Available fields are the same as nerdctl run --gpus.

The following exposes all available GPUs to the container.

version: "3.8"
services:
  demo:
    image: nvidia/cuda:12.3.1-base-ubuntu20.04
    command: nvidia-smi
    deploy:
      resources:
        reservations:
          devices:
          - driver: nvidia
            count: all

Trouble Shooting

nerdctl run --gpus fails due to an unresolvable CDI device

If the required CDI specifications for your GPU devices are not available on the system, the nerdctl run command will fail with an error similar to: CDI device injection failed: unresolvable CDI devices nvidia.com/gpu=all (the exact error message will depend on the vendor and the device(s) requested).

This should be the same error message that is reported when the --device flag is used to request a CDI device:

nerdctl run --device=nvidia.com/gpu=all

Ensure that the NVIDIA (or AMD) Container Toolkit is installed and the requested CDI devices are present in the ouptut of nvidia-ctk cdi list (or amd-ctk cdi list for AMD GPUs):

$ nvidia-ctk cdi list
INFO[0000] Found 3 CDI devices
nvidia.com/gpu=0
nvidia.com/gpu=GPU-3eb87630-93d5-b2b6-b8ff-9b359caf4ee2
nvidia.com/gpu=all

For NVIDIA Container Toolkit, version >= v1.18.0 is recommended. See the NVIDIA Container Toolkit CDI documentation for more information.

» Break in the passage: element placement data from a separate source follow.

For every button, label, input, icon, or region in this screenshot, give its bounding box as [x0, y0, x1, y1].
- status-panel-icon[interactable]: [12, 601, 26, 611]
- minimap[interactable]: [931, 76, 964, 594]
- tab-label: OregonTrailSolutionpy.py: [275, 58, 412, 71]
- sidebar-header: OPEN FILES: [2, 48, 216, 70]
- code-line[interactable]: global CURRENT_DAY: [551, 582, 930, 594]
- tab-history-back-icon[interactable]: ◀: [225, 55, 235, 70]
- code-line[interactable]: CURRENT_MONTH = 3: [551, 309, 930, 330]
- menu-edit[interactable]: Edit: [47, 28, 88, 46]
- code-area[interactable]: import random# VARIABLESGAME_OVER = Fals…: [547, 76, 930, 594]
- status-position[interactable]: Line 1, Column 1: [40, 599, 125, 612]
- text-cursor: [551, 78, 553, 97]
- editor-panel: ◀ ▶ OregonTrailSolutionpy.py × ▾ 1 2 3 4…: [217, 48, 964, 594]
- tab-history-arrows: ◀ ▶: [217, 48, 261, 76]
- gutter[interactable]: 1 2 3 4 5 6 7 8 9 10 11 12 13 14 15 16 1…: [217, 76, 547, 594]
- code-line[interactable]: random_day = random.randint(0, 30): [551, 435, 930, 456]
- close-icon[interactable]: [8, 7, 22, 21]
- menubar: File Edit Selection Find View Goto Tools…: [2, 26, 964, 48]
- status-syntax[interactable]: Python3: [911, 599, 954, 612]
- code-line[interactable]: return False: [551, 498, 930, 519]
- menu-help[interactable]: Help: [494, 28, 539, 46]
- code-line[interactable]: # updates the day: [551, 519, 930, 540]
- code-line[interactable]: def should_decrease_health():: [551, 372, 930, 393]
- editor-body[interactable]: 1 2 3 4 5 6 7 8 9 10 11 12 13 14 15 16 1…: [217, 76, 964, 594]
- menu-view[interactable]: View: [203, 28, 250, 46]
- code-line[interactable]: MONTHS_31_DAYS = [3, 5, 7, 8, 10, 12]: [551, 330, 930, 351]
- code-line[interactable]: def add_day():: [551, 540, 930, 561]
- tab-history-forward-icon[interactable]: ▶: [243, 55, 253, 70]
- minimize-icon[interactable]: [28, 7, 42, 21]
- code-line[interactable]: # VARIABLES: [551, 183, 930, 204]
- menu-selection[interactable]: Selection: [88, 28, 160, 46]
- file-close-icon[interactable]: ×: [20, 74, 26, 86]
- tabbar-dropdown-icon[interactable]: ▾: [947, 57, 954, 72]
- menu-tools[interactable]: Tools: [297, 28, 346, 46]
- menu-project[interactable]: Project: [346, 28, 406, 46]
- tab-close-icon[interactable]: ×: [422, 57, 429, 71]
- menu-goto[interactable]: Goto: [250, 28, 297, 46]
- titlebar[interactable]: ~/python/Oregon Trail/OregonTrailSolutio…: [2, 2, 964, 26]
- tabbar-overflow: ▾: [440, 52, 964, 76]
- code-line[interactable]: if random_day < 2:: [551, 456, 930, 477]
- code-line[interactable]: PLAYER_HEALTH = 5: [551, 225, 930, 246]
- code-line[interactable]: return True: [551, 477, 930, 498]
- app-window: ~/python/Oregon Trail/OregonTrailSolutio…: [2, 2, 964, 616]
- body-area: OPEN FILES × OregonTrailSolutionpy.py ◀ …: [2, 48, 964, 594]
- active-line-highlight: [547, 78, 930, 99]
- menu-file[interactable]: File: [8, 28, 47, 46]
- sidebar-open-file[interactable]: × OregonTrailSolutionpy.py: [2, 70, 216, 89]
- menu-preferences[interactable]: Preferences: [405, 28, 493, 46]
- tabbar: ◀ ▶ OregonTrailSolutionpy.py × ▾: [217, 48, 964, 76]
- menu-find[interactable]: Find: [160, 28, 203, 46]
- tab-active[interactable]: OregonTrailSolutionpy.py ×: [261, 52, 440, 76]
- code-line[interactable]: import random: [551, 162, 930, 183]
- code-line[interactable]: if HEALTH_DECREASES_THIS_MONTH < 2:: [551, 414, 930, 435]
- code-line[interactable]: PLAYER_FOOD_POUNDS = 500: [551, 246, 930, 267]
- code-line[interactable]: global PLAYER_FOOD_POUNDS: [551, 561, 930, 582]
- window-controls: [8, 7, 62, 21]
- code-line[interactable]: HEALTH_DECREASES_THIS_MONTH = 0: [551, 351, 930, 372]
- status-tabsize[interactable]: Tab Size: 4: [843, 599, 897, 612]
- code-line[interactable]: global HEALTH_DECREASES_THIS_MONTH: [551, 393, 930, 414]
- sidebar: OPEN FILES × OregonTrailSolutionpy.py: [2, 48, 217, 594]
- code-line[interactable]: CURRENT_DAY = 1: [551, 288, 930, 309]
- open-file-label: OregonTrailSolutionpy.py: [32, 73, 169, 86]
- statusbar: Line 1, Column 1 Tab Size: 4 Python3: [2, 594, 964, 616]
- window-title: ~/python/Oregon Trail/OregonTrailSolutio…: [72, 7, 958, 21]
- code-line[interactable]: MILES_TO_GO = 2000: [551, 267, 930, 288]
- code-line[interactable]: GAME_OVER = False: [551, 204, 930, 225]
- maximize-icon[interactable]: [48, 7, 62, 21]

For AMD Container Toolkit, version >= v1.2.0 is recommended. See the AMD Container Toolkit CDI documentation for more information.

nerdctl run --gpus fails when using the Nvidia gpu-operator

If the Nvidia driver is installed by the gpu-operator.The nerdctl run will fail with the error message (FATA[0000] exec: "nvidia-container-cli": executable file not found in $PATH).

So, the nvidia-container-cli needs to be added to the PATH environment variable.

You can do this by adding the following line to your $HOME/.profile or /etc/profile (for a system-wide installation):

export PATH=$PATH:/usr/local/nvidia/toolkit

The shared libraries also need to be added to the system.

echo "/run/nvidia/driver/usr/lib/x86_64-linux-gnu" > /etc/ld.so.conf.d/nvidia.conf
ldconfig

And then, the nerdctl run --gpus can run successfully.